One day I was surprised when Mr. MacDonald asked me to visit him in his office. Perhaps, I thought, he was going to congratulate me on my work and offer me a promotion.
“I’m sorry,” he said, “but I am going to have to release you. Profits are down and my costs have risen. I simply can’t afford to employ as many workers as I once did.”
I was shocked. I had worked at the smokehouse for all my adult life. I knew no other occupation. I left the smokehouse office downhearted. I knew that it was going to be tough to find another job in the city. As I stepped out into the street, I met William Marley: the local chimney sweep.
“Hello Mr. Lawson,” he said to me. “You’re looking a bit blue today. I hope that everything is all right.”
I explained that I had just been discharged from my work and that I had to look around for a new job now.
“Don’t worry, Mr. Lawson,” smiled William. “Everyone knows that it’s lucky to cross a sweep on the street. I’m sure that you’ll find a new job soon, with no difficulty at all.”
I smiled briefly and then I stepped away down the street. I hoped that meeting a sweep would indeed bring me good luck. I needed to settle the rent at the end of the week and there were all sorts of other bills to pay.
I thought I would visit the greengrocer’s store first. Perhaps they might need a strong young man to help with their deliveries of fruit and vegetables.
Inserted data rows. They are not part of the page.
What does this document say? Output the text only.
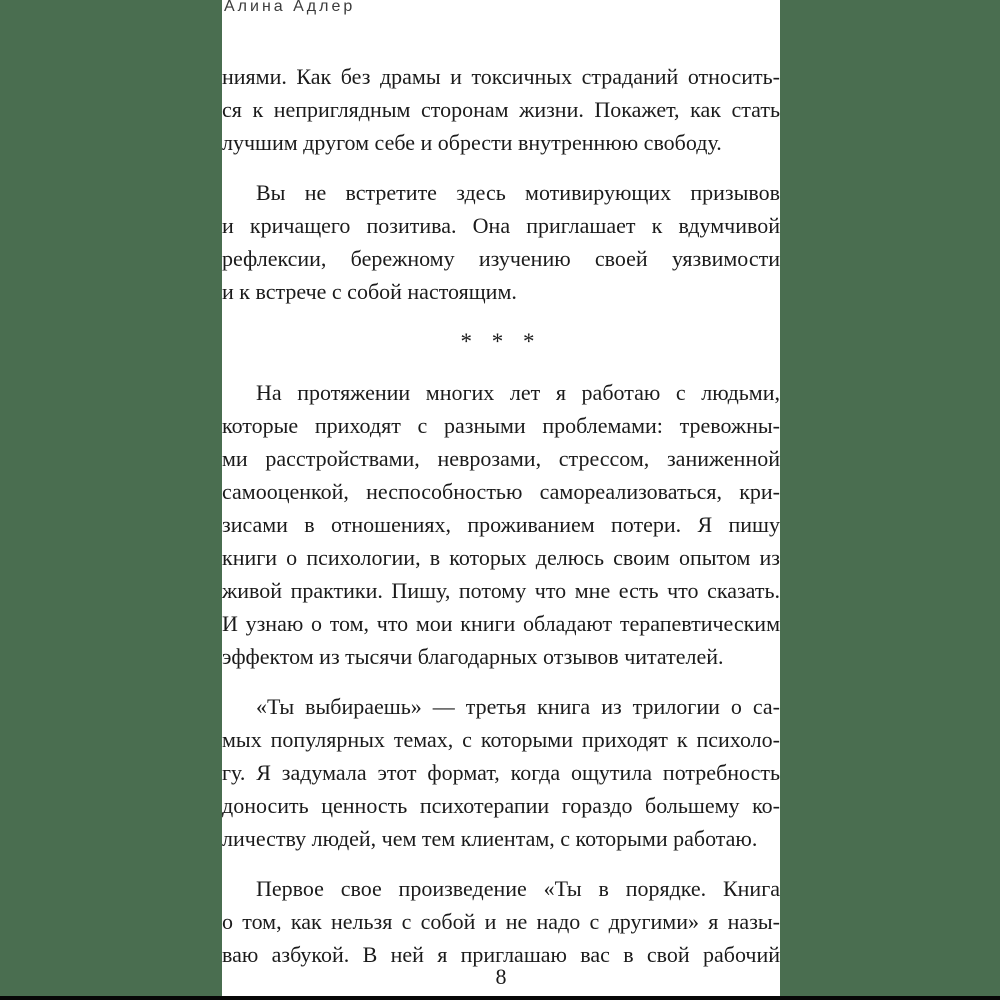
Алина Адлер
ниями. Как без драмы и токсичных страданий относить-
ся к неприглядным сторонам жизни. Покажет, как стать
лучшим другом себе и обрести внутреннюю свободу.
Вы не встретите здесь мотивирующих призывов
и кричащего позитива. Она приглашает к вдумчивой
рефлексии, бережному изучению своей уязвимости
и к встрече с собой настоящим.
* * *
На протяжении многих лет я работаю с людьми,
которые приходят с разными проблемами: тревожны-
ми расстройствами, неврозами, стрессом, заниженной
самооценкой, неспособностью самореализоваться, кри-
зисами в отношениях, проживанием потери. Я пишу
книги о психологии, в которых делюсь своим опытом из
живой практики. Пишу, потому что мне есть что сказать.
И узнаю о том, что мои книги обладают терапевтическим
эффектом из тысячи благодарных отзывов читателей.
«Ты выбираешь» — третья книга из трилогии о са-
мых популярных темах, с которыми приходят к психоло-
гу. Я задумала этот формат, когда ощутила потребность
доносить ценность психотерапии гораздо большему ко-
личеству людей, чем тем клиентам, с которыми работаю.
Первое свое произведение «Ты в порядке. Книга
о том, как нельзя с собой и не надо с другими» я назы-
ваю азбукой. В ней я приглашаю вас в свой рабочий
8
“You smell awful!” exclaimed Mrs. Jones, the greengrocer. “You stink of smoke and I don’t want you working here. You’ll put our customers off their food.”
She pointed back onto the street and I headed away. I knew that I wouldn’t have any luck working in a shop. My clothes smelt too much of smoked fish!
Next, I tried visiting the docks to see if they wanted labourers: to unload the boats and ships and at the quayside. Unfortunately, I got the same negative response.
“Your clothes stink!” complained Mr. Edwards, the gaffer. “I don’t want you working here, tainting the cargo with the stench of smoked fish!”
Perhaps, I thought, I could walk over to the tannery. I knew that they used urine to treat the leather and I doubt whether the smell of smoked fish on my clothes would be noticed by any of the tannery workers.
I walked through the city streets towards the tannery, wondering if I might ever find a job. As I walked past the city’s fire station, I heard a voice call out to me.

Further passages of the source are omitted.